Rationale. The tiny O1 inliner captures the biggest easy win (one- and
two-instruction leaf helpers) but deliberately refuses anything with control
flow, calls, or aggregate/sret/byval ABI shapes, and cannot see forward-defined
or cross-TU callees. opt_inline (the whole-program inliner with growth gates)
is in tree but unreached; richer inlining is mostly a policy-and-wiring problem,
not new transform code.
- Inline callees with control flow beyond the straightline whitelist, and
callees with multi-part/aggregate ABI args/returns (today rejected by
inline_rewrite_supported). - Forward-defined-callee inlining. The streaming registry only sees callees recorded earlier in the TU; a finalization-time pass (matching the ARM_64 reachability regime) could inline forward-defined callees.
- A whole-program cost model. Wire
opt_inline's growth-bounded gates into a live path (most naturally at O2) so larger-than-tiny callees inline when the cost model says it pays.
7. Open questions and non-goals
Cross-cutting questions to resolve as the work above lands:
- Cheapest O2-positive subset. What minimal set of SSA passes already makes O2 > O1, so O2 can be enabled incrementally rather than waiting for the whole schedule?
- Allocation path. Should O2 keep O1's point-indexed bitmap core plus splitting/coalescing, or does its quality justify a distinct path — and does coalescing-before-liveness (delete moves first, then compute liveness on the reduced program, as MIR does) buy enough compile time to reorder the pipeline?
- DCE overlap. Can the pre-allocation dead-def elimination and the post-RA DCE be unified (at O1, and narrowed once SSA DCE runs at O2)? They overlap.
- Constraint timing. When O2 turns on, do any SSA-era passes need to learn about fixed-register constraints before allocation, or does applying all constraints at allocation time (as today) remain sufficient?
- Inlining scope. Is there an O1-affordable inlining subset (forward-defined tiny callees) worth enabling on the streaming path, or is the whole-program cost model O2-only? Cross-TU inlining is likely a separate, later effort.
- Temporary-spilling boundary. How much of the O0 "compiler-only
temporaries" fix belongs in the C frontend's expression lowering versus
NativeDirectTarget's register cache?
A shared register-pressure model is the common precursor under several items
(LICM, pressure relief, O1 invariant hoisting): once it exists those passes can
make pressure-aware rather than structural decisions.
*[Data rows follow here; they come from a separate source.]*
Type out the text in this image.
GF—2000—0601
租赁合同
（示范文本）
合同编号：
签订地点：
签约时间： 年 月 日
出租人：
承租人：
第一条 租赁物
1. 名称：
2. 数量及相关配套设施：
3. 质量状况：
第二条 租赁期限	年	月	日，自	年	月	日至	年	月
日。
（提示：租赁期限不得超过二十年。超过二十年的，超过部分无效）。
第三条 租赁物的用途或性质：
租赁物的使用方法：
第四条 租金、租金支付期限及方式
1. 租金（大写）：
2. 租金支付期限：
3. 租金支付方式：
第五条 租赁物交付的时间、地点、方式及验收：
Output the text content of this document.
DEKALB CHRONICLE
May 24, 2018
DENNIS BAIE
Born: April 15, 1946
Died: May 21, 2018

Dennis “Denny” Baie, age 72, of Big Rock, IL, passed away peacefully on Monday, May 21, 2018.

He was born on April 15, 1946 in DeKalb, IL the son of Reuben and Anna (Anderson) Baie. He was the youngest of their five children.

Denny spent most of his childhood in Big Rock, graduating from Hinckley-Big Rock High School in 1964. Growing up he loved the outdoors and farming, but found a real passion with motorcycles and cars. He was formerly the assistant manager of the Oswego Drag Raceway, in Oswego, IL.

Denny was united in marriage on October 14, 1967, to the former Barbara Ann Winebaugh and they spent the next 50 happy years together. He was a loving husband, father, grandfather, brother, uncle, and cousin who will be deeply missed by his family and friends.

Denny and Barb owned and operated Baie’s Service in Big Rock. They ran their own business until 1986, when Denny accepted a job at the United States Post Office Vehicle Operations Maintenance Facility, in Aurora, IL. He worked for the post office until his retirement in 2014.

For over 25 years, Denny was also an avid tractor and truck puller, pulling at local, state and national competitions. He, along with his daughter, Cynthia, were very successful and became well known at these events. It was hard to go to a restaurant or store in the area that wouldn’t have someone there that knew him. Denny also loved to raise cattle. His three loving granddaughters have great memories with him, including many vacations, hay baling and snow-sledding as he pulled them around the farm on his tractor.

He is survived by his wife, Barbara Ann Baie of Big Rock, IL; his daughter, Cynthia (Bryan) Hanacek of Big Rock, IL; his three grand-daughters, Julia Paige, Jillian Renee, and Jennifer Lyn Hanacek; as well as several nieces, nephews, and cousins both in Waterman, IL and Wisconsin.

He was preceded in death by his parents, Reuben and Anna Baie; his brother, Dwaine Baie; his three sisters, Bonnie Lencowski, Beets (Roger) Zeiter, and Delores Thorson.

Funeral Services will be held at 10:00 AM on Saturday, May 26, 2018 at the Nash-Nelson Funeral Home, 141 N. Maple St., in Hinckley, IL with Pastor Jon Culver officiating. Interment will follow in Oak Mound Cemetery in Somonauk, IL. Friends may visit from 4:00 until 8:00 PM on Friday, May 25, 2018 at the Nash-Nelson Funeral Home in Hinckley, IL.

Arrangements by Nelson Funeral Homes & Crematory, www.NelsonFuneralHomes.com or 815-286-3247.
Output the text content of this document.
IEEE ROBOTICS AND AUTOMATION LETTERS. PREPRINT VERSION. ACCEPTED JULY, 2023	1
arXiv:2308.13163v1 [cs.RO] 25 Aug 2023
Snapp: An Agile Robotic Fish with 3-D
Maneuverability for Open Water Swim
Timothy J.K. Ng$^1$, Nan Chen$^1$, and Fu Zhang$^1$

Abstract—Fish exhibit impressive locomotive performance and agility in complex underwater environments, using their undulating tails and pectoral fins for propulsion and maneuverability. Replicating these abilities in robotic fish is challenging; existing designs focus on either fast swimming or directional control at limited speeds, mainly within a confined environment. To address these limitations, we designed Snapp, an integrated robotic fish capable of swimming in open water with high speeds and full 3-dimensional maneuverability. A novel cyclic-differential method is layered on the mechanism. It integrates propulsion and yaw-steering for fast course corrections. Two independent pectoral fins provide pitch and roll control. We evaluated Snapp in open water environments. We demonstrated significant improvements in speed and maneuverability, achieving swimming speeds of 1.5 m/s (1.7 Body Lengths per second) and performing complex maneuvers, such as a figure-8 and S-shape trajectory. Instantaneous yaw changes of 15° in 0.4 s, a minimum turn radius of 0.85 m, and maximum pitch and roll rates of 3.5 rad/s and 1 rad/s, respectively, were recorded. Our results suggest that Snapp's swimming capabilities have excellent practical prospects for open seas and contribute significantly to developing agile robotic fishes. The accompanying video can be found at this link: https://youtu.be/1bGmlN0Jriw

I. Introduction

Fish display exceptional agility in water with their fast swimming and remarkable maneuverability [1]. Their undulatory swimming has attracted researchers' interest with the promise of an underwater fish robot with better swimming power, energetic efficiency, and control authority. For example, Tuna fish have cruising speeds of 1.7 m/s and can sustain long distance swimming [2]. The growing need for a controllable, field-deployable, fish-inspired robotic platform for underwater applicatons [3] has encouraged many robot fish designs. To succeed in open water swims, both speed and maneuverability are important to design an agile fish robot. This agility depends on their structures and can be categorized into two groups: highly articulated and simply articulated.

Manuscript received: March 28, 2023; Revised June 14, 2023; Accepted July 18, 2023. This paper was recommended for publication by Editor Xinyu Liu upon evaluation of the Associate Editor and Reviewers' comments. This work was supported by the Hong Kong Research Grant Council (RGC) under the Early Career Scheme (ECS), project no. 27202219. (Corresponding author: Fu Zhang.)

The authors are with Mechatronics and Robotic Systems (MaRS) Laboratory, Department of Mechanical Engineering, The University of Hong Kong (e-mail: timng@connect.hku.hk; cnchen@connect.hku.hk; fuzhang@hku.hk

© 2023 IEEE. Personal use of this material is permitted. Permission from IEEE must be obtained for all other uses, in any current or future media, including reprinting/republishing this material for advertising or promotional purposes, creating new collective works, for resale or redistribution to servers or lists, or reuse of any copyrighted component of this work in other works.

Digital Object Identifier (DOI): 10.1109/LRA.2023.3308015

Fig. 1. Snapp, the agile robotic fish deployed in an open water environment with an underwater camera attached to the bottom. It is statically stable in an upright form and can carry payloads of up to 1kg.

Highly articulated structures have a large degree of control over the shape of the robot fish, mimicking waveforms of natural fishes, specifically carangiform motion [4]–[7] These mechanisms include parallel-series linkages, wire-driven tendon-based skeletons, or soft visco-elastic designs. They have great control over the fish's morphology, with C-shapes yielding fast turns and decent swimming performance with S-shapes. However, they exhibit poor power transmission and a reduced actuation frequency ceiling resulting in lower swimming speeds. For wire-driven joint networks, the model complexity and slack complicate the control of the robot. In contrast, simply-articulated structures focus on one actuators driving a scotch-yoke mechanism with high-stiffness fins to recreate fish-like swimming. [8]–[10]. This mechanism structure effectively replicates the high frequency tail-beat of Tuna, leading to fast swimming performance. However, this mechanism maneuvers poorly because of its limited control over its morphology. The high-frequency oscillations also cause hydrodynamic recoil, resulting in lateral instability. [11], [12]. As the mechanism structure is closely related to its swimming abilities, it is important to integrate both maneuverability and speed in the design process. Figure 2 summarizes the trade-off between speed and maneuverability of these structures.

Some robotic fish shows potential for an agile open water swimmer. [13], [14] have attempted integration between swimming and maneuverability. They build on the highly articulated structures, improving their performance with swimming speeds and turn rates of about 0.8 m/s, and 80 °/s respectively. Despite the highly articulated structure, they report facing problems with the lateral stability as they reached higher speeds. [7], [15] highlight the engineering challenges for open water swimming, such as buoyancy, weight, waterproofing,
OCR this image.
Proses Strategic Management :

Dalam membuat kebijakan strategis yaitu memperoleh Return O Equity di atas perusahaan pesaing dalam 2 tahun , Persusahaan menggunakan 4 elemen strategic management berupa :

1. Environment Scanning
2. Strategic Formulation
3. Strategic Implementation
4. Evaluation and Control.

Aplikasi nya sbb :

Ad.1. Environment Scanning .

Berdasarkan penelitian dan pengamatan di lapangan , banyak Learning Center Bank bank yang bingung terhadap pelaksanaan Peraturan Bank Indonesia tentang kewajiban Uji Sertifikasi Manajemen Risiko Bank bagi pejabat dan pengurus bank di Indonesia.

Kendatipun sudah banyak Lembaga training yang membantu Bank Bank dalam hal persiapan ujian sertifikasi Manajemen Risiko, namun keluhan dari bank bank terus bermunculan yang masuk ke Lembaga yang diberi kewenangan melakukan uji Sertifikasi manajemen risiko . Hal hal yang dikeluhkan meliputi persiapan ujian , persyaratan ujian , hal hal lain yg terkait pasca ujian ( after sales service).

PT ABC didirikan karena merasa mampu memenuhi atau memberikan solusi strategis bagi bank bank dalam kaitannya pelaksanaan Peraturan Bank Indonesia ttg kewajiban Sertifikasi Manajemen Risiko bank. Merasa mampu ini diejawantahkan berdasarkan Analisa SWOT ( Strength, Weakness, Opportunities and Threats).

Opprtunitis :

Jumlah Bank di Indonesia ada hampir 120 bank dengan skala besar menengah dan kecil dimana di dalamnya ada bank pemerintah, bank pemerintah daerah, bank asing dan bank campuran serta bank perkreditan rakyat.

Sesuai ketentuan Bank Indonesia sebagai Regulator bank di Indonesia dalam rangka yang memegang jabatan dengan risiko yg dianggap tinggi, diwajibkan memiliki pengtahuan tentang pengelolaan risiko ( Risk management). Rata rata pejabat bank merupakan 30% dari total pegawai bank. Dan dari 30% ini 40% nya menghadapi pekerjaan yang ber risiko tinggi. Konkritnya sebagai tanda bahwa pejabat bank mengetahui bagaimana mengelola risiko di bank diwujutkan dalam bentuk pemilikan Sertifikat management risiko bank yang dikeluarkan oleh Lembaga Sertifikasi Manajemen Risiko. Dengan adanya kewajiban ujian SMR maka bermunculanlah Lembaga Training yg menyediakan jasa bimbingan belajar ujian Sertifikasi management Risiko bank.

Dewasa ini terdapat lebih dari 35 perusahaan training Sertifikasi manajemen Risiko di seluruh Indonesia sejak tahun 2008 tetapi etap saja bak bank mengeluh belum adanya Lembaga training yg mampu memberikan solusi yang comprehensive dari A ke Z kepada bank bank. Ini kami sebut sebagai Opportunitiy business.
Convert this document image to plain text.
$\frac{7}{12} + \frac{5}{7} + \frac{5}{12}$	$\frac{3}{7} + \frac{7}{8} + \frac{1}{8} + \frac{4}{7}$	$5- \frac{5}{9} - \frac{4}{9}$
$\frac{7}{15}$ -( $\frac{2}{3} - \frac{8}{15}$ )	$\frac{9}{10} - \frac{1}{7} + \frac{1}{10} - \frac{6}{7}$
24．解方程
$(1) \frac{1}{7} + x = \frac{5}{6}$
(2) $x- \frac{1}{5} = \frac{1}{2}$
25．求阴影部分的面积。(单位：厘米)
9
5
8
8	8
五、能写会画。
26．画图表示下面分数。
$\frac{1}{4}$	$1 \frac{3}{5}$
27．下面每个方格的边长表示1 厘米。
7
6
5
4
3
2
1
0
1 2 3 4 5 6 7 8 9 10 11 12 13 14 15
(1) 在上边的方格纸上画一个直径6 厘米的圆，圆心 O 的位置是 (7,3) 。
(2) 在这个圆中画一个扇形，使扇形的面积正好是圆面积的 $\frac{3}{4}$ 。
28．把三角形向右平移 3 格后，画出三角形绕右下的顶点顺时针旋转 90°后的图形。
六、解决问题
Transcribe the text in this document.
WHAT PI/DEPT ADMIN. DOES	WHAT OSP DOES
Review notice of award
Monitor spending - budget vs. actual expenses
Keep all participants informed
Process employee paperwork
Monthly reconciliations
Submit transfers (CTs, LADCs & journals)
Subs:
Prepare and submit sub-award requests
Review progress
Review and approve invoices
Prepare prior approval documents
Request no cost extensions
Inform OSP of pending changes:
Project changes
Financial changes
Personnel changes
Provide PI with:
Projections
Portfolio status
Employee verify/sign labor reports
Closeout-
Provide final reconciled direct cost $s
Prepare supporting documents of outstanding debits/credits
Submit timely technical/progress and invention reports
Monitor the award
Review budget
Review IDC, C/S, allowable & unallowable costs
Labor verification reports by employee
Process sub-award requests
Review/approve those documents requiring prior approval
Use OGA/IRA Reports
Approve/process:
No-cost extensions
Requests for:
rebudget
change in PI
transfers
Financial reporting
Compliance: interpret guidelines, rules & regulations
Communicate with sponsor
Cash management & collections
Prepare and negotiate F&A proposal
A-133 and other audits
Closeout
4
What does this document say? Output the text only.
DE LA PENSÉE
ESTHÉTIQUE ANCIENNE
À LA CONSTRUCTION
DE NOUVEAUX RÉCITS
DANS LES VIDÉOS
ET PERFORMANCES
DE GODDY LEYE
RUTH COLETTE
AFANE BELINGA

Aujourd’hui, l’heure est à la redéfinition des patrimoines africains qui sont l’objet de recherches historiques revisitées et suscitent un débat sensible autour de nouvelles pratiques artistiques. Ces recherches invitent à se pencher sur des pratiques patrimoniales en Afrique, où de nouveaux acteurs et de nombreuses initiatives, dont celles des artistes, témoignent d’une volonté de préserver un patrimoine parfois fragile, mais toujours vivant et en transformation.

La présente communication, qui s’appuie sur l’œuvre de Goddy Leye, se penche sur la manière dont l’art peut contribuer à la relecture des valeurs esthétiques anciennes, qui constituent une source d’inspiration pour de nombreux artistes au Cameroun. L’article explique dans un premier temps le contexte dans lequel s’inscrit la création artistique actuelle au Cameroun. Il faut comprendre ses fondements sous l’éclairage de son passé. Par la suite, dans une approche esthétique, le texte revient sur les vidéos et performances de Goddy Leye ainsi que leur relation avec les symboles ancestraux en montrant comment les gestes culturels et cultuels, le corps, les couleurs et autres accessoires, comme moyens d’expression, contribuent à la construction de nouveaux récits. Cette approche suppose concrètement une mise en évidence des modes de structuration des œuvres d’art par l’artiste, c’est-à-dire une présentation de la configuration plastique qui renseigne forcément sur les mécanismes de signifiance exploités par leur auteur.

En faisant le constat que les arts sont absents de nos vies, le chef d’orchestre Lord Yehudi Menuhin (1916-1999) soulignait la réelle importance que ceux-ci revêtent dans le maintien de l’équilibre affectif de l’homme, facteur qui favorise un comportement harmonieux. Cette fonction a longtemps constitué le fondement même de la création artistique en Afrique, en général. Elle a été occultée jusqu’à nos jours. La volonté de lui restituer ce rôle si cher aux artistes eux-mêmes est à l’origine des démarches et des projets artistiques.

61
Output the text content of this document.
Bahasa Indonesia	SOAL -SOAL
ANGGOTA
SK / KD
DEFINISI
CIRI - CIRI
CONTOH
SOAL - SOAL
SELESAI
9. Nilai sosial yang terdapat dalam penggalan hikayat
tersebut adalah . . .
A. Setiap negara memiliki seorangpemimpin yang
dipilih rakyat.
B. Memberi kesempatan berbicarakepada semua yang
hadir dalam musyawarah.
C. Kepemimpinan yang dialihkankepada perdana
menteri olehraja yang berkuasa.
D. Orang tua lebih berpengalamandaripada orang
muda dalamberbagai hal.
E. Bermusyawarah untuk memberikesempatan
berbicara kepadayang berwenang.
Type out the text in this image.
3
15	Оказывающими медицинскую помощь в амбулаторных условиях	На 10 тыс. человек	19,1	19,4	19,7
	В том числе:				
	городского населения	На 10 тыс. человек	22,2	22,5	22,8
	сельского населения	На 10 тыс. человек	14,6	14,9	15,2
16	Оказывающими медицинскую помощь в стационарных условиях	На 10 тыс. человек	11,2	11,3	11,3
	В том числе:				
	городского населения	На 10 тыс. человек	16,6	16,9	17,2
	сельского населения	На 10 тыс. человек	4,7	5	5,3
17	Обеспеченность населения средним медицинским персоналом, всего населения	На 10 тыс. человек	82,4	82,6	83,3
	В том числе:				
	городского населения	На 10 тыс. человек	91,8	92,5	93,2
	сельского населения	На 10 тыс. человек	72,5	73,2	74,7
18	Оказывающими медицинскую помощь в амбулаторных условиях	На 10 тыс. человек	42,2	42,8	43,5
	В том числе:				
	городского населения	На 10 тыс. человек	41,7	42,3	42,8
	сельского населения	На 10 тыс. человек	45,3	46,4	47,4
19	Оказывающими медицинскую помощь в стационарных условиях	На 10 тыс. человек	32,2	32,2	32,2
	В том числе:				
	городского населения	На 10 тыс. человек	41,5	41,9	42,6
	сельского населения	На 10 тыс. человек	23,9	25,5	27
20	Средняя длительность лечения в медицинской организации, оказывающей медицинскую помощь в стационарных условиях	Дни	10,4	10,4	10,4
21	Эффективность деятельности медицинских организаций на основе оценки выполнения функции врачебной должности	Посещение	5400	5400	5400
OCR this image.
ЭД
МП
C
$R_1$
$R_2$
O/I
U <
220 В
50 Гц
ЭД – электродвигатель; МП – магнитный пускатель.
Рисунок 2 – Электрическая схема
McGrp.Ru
Auto-vectorization is
explicitly not planned near-term — noted only because several FP benchmarks
(mandelbrot, sieve init loops) lose to vectorizing peers; any future work
there is a large standalone project.
8. Measurement and acceptance
Goal. Keep every change benchmark-gated and keep the benchmark harness able to attribute time to the right pipeline stage.
- Add benchmark CSV columns that split kit frontend, optimizer, link, and JIT
time, instead of relying on ad hoc
--timelogs; the frontend currently dominates absolute time on these benches and masks backend movement. - Keep
-O1materially faster to compile than-O2, and treat any O2 enablement as gated on "no material regression in the backend-only O1 geomean and no bootstrap regression." - Expand the benchmark set back toward all MIR
c-benchmarksthat need only supported hosted libc/runtime features, and track MIR's own failures separately so kit coverage is not obscured by external-tool limits.
The performance contract for all of the above is preservation of what already wins: arena-backed function-local allocation, dense PReg-indexed arrays for hot per-value data, point-indexed allocator occupancy bitsets, operand-driven combiner dispatch, and block-layout fallthrough cleanup. New work must not add abstraction layers in hot loops, per-operand heap allocation in MIR, or whole-function rescans where a dense indexed array suffices.